Mardi 4 décembre 2007
2
04
/12
/Déc
/2007
21:13
-
Publié dans : Politique Française
Les taxes écologiques sont inutiles sur le plan environnemental, néfastes sur le plan économique et ne servent qu’à alimenter le budget de
l’État. .
Un problème ? Une taxe. En matière d’environnement comme pour le reste, nos responsables manquent singulièrement d’imagination.
Le Grenelle de l’environnement vient de nous en offrir un exemple éclatant, qui propose entre autres de créer une taxe carbone, une éco-redevance sur le transport routier ou une vignette annuelle
pour les véhicules particuliers…
Face à ce déferlement fiscal annoncé, nous avons demandé à Gérard Bramoullé, professeur à l’université d’Aix-Marseille III, auteur de « La Peste verte (Les Belles Lettres éd., 1991) et l’un
de nos meilleurs économistes, d’écrire une étude sur le sujet : « Les écotaxes : fausse bonne idée ou vraie mauvaise idée ? »
Ces écotaxes, nous rappelle le professeur Bramoullé, ne sont pas nouvelles. Elles sont apparues en 1992 et, depuis, elles ont cru et se sont multipliées. Selon les modes de calculs, elles
représentent entre 6 et 56 milliards par an.

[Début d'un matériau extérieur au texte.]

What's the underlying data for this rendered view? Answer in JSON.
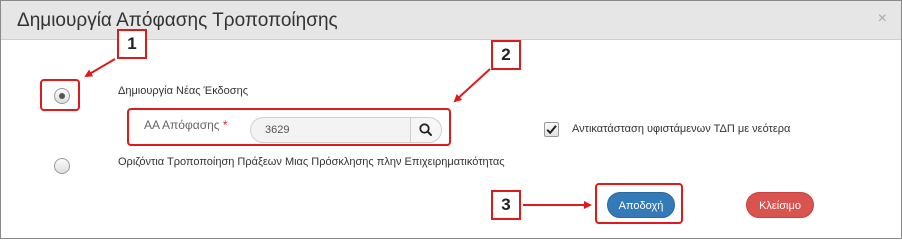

La première question est de savoir si elles sont efficaces par rapport à leur objectif proclamé, c’est-à-dire la protection de l’environnement.
La réponse, globalement, est non. Prenons l’exemple des taxes sur les produits pétroliers. Les études de l’économiste américain William Nordhaus ont montré qu’une écotaxe sur le baril de pétrole
s’élevant à 50 cents (montant correspondant aux dommages causés par l’effet de serre des gaz aux États- Unis sur un horizon de cinquante ans), cette écotaxe , donc, serait très insuffisante pour
modifier réellement le comportement des utilisateurs de pétrole.
Elle serait d’ailleurs rendue inutile par la hausse spontanée du prix du pétrole, phénomène auquel nous sommes confrontés actuellement.
Les écotaxes sont basées sur le principe « pollueur-payeur », dont on nous rebat les oreilles.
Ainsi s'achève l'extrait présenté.